I took a break in late summer, then scrapped and rebuilt the backend in Node, which happened to support my use case better and had less of Ruby/Rails ✨magic✨ going on. Better yet, TypeScript brought type safety and top-notch IDE support, and a graph database (Neo4J) significantly reduced the representational gap I had felt using Postgres and Mongo. Modeling my use cases became much more straightforward, and a healthier share of my time went into actually chopping down the tree rather than sharpening the axe.

Still, my girlfriend would laugh at me when I would tell her “It’s almost there, it just needs a little more work!”, because she had heard it so many times before. I had a 1-inch stack of notecards underneath the monitor, with a feature or milestone on each. After a little more time, I put the project on ice in favor of more exciting adventures: a 4-month trip overseas and Citizen Dispatch. I rued the weekends and evenings that I had sacrificed to this quixotic application!

The non-stop challenges of that South American trip taught me, more than anything else, that some problems have a top speed to a solution. Like sprinting through water, pushing harder may not get you there any quicker, but it will be a lot more exhausting to try. That effort is better spent figuring out how to drain the water or get around it.

All the while, Clarity stayed in the back of my mind, where I worked out solutions to some of the architectural challenges I had been dealing with while on sunrise hikes in the mountains of Patagonia or waiting for a mechanic to fix our van. Other, smaller-scope projects in the meantime improved my techniques and toolkit.

I opened up the project last weekend out of curiosity. I was happy to discover that the code was neat and decently documented, with a good suite of working tests. In only a few hours, I reworked whole sections, passing milestones I had worked on for weeks last year, but with far less effort and code.

Looking back, grit was the enemy.
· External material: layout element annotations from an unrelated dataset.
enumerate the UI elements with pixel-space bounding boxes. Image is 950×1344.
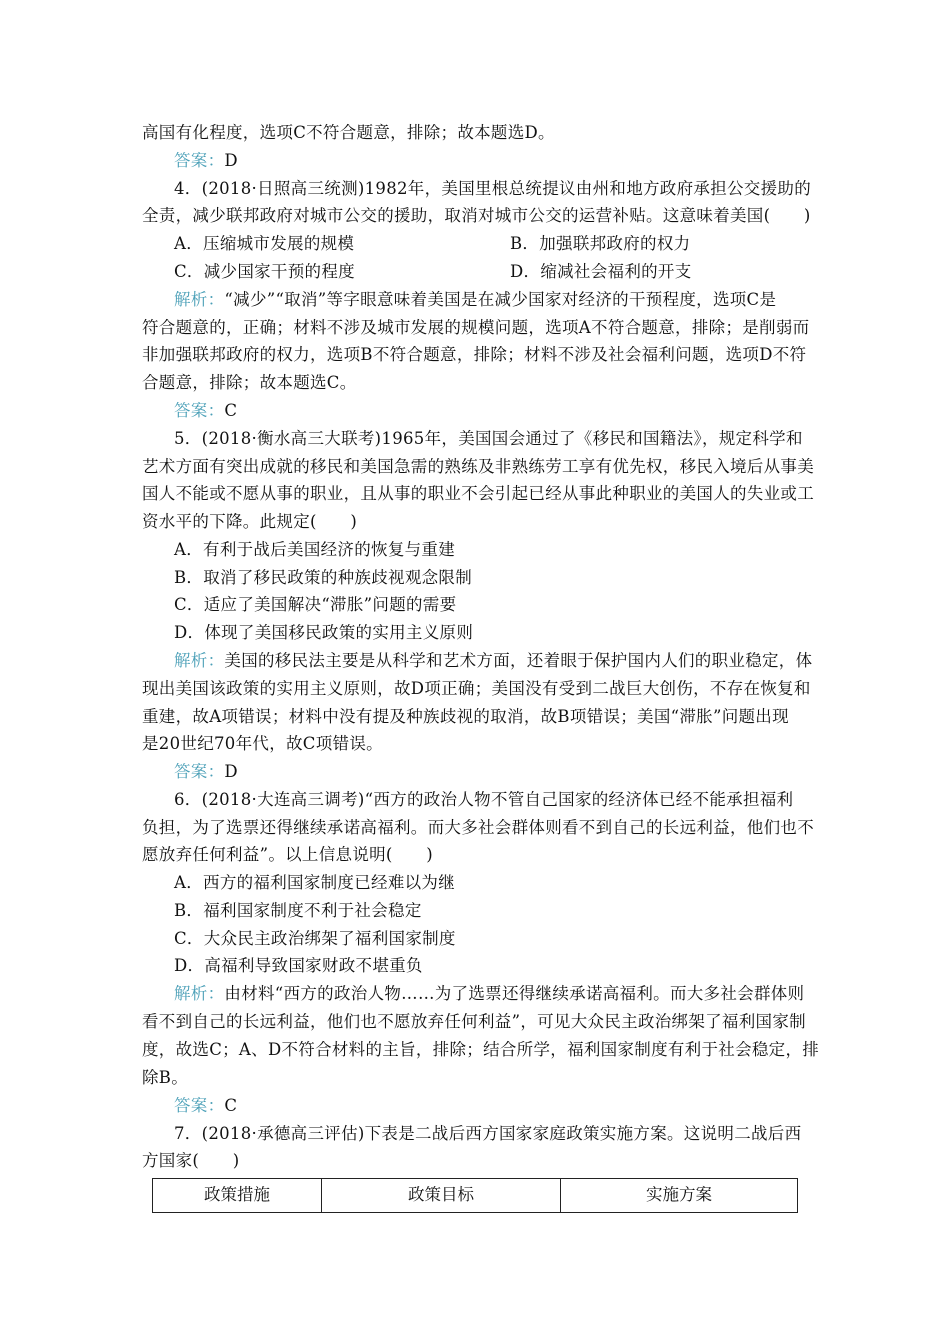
answer-label: 答案： [174,401,225,420]
question-stem: 5．(2018·衡水高三大联考)1965年，美国国会通过了《移民和国籍法》，规定科学和 [174,429,803,448]
answer-value: D [224,762,238,781]
analysis-text: 是20世纪70年代，故C项错误。 [142,734,383,753]
analysis-text: 美国的移民法主要是从科学和艺术方面，还着眼于保护国内人们的职业稳定，体 [224,651,813,670]
answer-line [174,1096,237,1116]
question-stem: 6．(2018·大连高三调考)“西方的政治人物不管自己国家的经济体已经不能承担福利 [174,790,794,809]
analysis-label: 解析： [174,651,225,670]
option-d: D．体现了美国移民政策的实用主义原则 [174,623,474,642]
option-d: D．缩减社会福利的开支 [510,262,692,281]
question-stem: 资水平的下降。此规定( ) [142,512,358,531]
table-header-row [153,1179,798,1213]
policy-table [152,1178,798,1213]
table-header-cell: 政策目标 [322,1179,561,1213]
option-b: B．福利国家制度不利于社会稳定 [174,901,422,920]
analysis-text: 重建，故A项错误；材料中没有提及种族歧视的取消，故B项错误；美国“滞胀”问题出现 [142,707,789,726]
option-d: D．高福利导致国家财政不堪重负 [174,956,423,975]
analysis-text: 合题意，排除；故本题选C。 [142,373,357,392]
question-stem: 4．(2018·日照高三统测)1982年，美国里根总统提议由州和地方政府承担公交援助的 [174,179,811,198]
answer-label: 答案： [174,762,225,781]
question-stem: 艺术方面有突出成就的移民和美国急需的熟练及非熟练劳工享有优先权，移民入境后从事美 [142,457,814,476]
analysis-text: 看不到自己的长远利益，他们也不愿放弃任何利益”，可见大众民主政治绑架了福利国家制 [142,1012,806,1031]
answer-label: 答案： [174,151,225,170]
analysis-text: 符合题意的，正确；材料不涉及城市发展的规模问题，选项A不符合题意，排除；是削弱而 [142,318,810,337]
option-c: C．减少国家干预的程度 [174,262,355,281]
answer-line [174,401,237,421]
text-line: 高国有化程度，选项C不符合题意，排除；故本题选D。 [142,123,555,142]
answer-value: C [224,1096,238,1115]
option-b: B．取消了移民政策的种族歧视观念限制 [174,568,473,587]
analysis-label: 解析： [174,290,225,309]
analysis-text: “减少”“取消”等字眼意味着美国是在减少国家对经济的干预程度，选项C是 [224,290,777,309]
analysis-text: 除B。 [142,1068,189,1087]
question-stem: 全责，减少联邦政府对城市公交的援助，取消对城市公交的运营补贴。这意味着美国( ) [142,206,811,225]
answer-value: C [224,401,238,420]
analysis-text: 非加强联邦政府的权力，选项B不符合题意，排除；材料不涉及社会福利问题，选项D不符 [142,345,807,364]
analysis-line [174,984,804,1004]
option-b: B．加强联邦政府的权力 [510,234,691,253]
analysis-text: 由材料“西方的政治人物……为了选票还得继续承诺高福利。而大多社会群体则 [224,984,805,1003]
question-stem: 负担，为了选票还得继续承诺高福利。而大多社会群体则看不到自己的长远利益，他们也不 [142,818,814,837]
analysis-text: 度，故选C；A、D不符合材料的主旨，排除；结合所学，福利国家制度有利于社会稳定，排 [142,1040,820,1059]
analysis-label: 解析： [174,984,225,1003]
question-stem: 方国家( ) [142,1151,240,1170]
table-header-cell: 政策措施 [153,1179,322,1213]
question-stem: 愿放弃任何利益”。以上信息说明( ) [142,845,434,864]
option-c: C．大众民主政治绑架了福利国家制度 [174,929,456,948]
table-header-cell: 实施方案 [561,1179,798,1213]
answer-value: D [224,151,238,170]
analysis-text: 现出美国该政策的实用主义原则，故D项正确；美国没有受到二战巨大创伤，不存在恢复和 [142,679,811,698]
option-a: A．有利于战后美国经济的恢复与重建 [174,540,456,559]
answer-line [174,762,238,782]
analysis-line [174,651,812,671]
analysis-line [174,290,776,310]
answer-label: 答案： [174,1096,225,1115]
question-stem: 国人不能或不愿从事的职业，且从事的职业不会引起已经从事此种职业的美国人的失业或工 [142,484,814,503]
option-a: A．压缩城市发展的规模 [174,234,355,253]
question-stem: 7．(2018·承德高三评估)下表是二战后西方国家家庭政策实施方案。这说明二战后西 [174,1124,802,1143]
answer-line [174,151,238,171]
option-c: C．适应了美国解决“滞胀”问题的需要 [174,595,457,614]
option-a: A．西方的福利国家制度已经难以为继 [174,873,456,892]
If, instead of compelling myself to sit and work through a devious bug for hours or days on end, I had spent a small amount of time adding tooling to make those bugs more obvious, I would have claimed back all that time, with more to show for it.

On the micro scale of this project, I learned:

  1. The irreplaceable value of a well-tuned development environment, to include a pre-configured debugger.
  2. Debug test-first. Never guess at the problem, and especially not in REPL.
  3. When progress feels slow, value the delivery of a small feature over the groundwork for a large one.
  4. Use a break timer application, which seems tacky - I know when I need a break, right? - yet is so effective. I’m too naturally stubborn to do it on my own - just five more minutes!!

On a macro scale, I learned that there’s a feeling about the difficulty of a problem that shouldn’t be ignored. If it’s something that you’ve pinned down exactly, and that can be worked through in an hour or two, then some elbow grease and a good Pandora playlist might do the trick. If it breaks out of that scope, or you find yourself getting frustrated, stop. Don’t let grit win. Step back and think:

  1. Do you have all the information you need to solve the problem, or are you guessing at what the problem is? → Get more, or better, information
  2. Do you know what problem you’re solving, exactly? Can you imagine the whole solution in your head? → Break it down into smaller problems. Have sanity checks to test your intermediate solutions.
  3. Are you burning out? → Step away. If you’re bent on being productive, find another thing to produce that uses different skills, or go on a run. One hour of focused work pays off more than a day of forced labor.

Of course, this is old knowledge for many. As Jonah Lehrer wrote for NPR in 2012:

If you’re an engineer working on a problem and you’re stumped by your technical problem, chugging caffeine at your desk and chaining yourself to your computer, you’re going to be really frustrated. You’re going to waste lots of time. You may look productive, but you’re actually wasting time. Instead, at that moment, you should go for a walk. You should play some ping-pong. You should find a way to relax.

I wrote this in one sitting. Instead of reading it over, I think I’ll go for a run.